Robert Tipp. Photo: Tim Baker

Concerns around global governments running on unprecedented debt levels have been well-documented, but PGIM’s top fixed income strategist said this new reality has both good and bad news for bond investors.  

The asset manager’s chief investment strategist and head of global bonds, Robert Tipp, said countries historically with less debt, like US and France, now have a debt-to-GDP level previously seen only in Greece and Italy during the European sovereign crisis, while the latter two are becoming even further indebted. 

“Everybody has now stepped up… it’s happened all around the world,” he told the Investment Magazine Fiduciary Investors Symposium in Healesville, Victoria.  

Tipp said the good news is investors have been able to capture a lot of the higher rate of interest especially from developed bond markets with high debt burdens but low risk of defaults. But the bad news is that there are huge varieties and uncertainties between different governments’ economic approaches. 

Source: PGIM Fixed Income and Bloomberg. As of December 31, 2023

“The thing that that I’ve seen across developed countries and emerging market countries, the critical difference is does the government go out of its way to destroy the economy through corruption, protectionism, [and] ruin its domestic economy at which point it can’t support anything and everything collapses?” Tipp said. 

“That would be the last 115 years in Argentina. 

“A leading country, [but] they ruined the economy.
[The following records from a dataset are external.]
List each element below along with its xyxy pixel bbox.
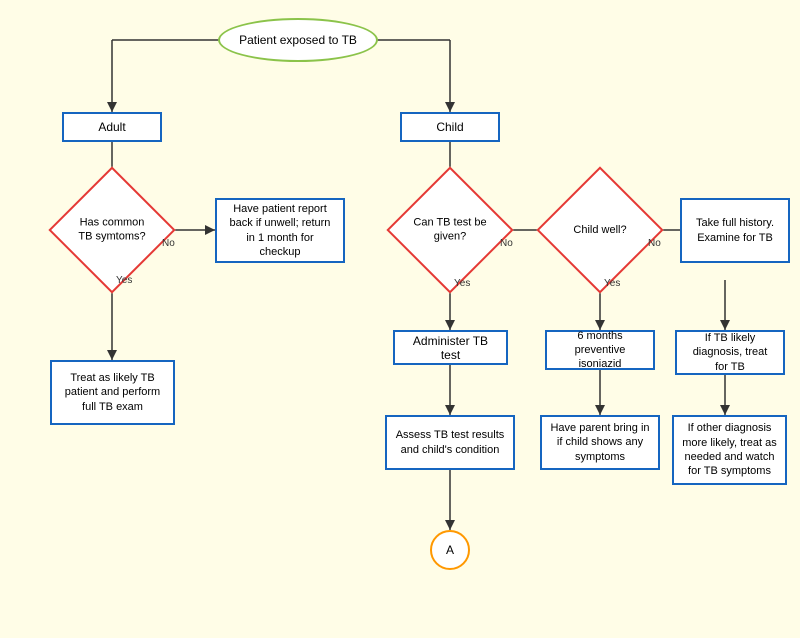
child-node: Child	[400, 112, 500, 142]
can-tb-test-wrapper: Can TB test be given?	[405, 185, 495, 275]
can-tb-test-label: Can TB test be given?	[410, 216, 490, 245]
adult-node: Adult	[62, 112, 162, 142]
have-patient-report-label: Have patient report back if unwell; retu…	[225, 202, 335, 259]
has-symptoms-label: Has common TB symtoms?	[72, 216, 152, 245]
if-tb-likely-label: If TB likely diagnosis, treat for TB	[685, 331, 775, 374]
child-well-label: Child well?	[560, 223, 640, 237]
administer-tb-label: Administer TB test	[403, 334, 498, 362]
six-months-node: 6 months preventive isoniazid	[545, 330, 655, 370]
treat-likely-node: Treat as likely TB patient and perform f…	[50, 360, 175, 425]
if-tb-likely-node: If TB likely diagnosis, treat for TB	[675, 330, 785, 375]
yes-label-1: Yes	[116, 275, 132, 286]
have-parent-node: Have parent bring in if child shows any …	[540, 415, 660, 470]
adult-label: Adult	[98, 120, 125, 134]
start-label: Patient exposed to TB	[239, 33, 357, 47]
no-label-2: No	[500, 238, 513, 249]
circle-a-label: A	[446, 543, 454, 557]
take-full-history-label: Take full history. Examine for TB	[690, 216, 780, 245]
administer-tb-node: Administer TB test	[393, 330, 508, 365]
can-tb-test-diamond: Can TB test be given?	[386, 166, 513, 293]
start-node: Patient exposed to TB	[218, 18, 378, 62]
connector-a-node: A	[430, 530, 470, 570]
assess-tb-node: Assess TB test results and child's condi…	[385, 415, 515, 470]
have-patient-report-node: Have patient report back if unwell; retu…	[215, 198, 345, 263]
have-parent-label: Have parent bring in if child shows any …	[550, 421, 650, 464]
child-well-wrapper: Child well?	[555, 185, 645, 275]
no-label-3: No	[648, 238, 661, 249]
assess-tb-label: Assess TB test results and child's condi…	[395, 428, 505, 457]
no-label-1: No	[162, 238, 175, 249]
yes-label-2: Yes	[454, 278, 470, 289]
child-label: Child	[436, 120, 463, 134]
take-full-history-node: Take full history. Examine for TB	[680, 198, 790, 263]
treat-likely-label: Treat as likely TB patient and perform f…	[60, 371, 165, 414]
child-well-diamond: Child well?	[536, 166, 663, 293]
six-months-label: 6 months preventive isoniazid	[555, 329, 645, 372]
flowchart: Patient exposed to TB Adult Child Has co…	[0, 0, 800, 638]
if-other-node: If other diagnosis more likely, treat as…	[672, 415, 787, 485]
arrows-layer	[0, 0, 800, 638]
circle-a: A	[430, 530, 470, 570]
yes-label-3: Yes	[604, 278, 620, 289]
if-other-label: If other diagnosis more likely, treat as…	[682, 421, 777, 478]
has-symptoms-wrapper: Has common TB symtoms?	[67, 185, 157, 275]
has-symptoms-diamond: Has common TB symtoms?	[48, 166, 175, 293]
They get it to a place where there is not any level of the currency at which – with the policies they had until recently – they could possibly support themselves.” 

But Tipp said he does not have similar concerns for the US.  

“There are two major markets where you can deploy a lot of money across a lot of sectors – US and Europe – and we’re way ahead of Europe, [in] trading around the clock [and] in size,” he said. 

“I think DM economies are okay with this [debt level]. It is problematic, and as we saw with the European sovereign crisis, if countries are not careful, they can get into trouble. But right now, we’re at a relative sweet spot.” 

Divergent outlook 

Investors are also grappling with the big theme of varied inflation outlooks between countries. Tipp said factors that will drive inflation down or further up are at play simultaneously.  

Forces that will keep inflation higher include workers continuing to want to claw back their real income growth and argue for ongoing wage-price tension; while economic protectionism such as tariffs may also boost inflation.  

But Tipp said he believes the elements that will likely keep inflation down are longer-term drivers.  

“This is a world of excess capacity, looking across Latin America, Africa and Northern Europe,” he said. 

“The other thing that is important is prices are high. If you look at the trend in something like automobile prices in the United States, they have fallen 25 per cent for used car prices by one index, [but] they’re still 20 per cent above the trend that they would have been on pre-Covid.  

“Once you get prices up at these levels, competitive markets have a tendency to bring them down.” 

The third downward pressure on inflation is immigration, which is one element having different effects on Australia compared to other developed markets. Elsewhere, immigration creates labour supply and little demand in the economy in early generations, but that is not the case in Australia. 

“A lot of people here come in, they go to university and end up in jobs, and the immigration here is massive, and so it is a lot of demand,” Tipp said.  

“That creates these pressures, the structure of the real estate market creates a very high cost of living. So it’s an incredibly difficult situation.” 

While central banks in the rest of the world have moved to cut interest rates, the Reserve Bank of Australia is expected to hold its current policy position until at least February 2025. 

“The central bankers cannot solve all the problems. I’m not sure anybody really can, and what I’m referring to is the per capita problem,” Tipp said. 

“There’s a really high population growth, and you don’t have per capita income growth, and then most places have widening inequality, which means, for half the people, it’s lousy per capita income growth. 

“If they [the RBA] cut rates to boost growth, then they’re going to boost the housing prices and exacerbate the problems, and yet you have the immigration, and you have on-the- ground inflation. That’s why they’re at a different point in the cycle. 

“The problems here, compared to a lot of DM places, are great problems to have, but it is tough.”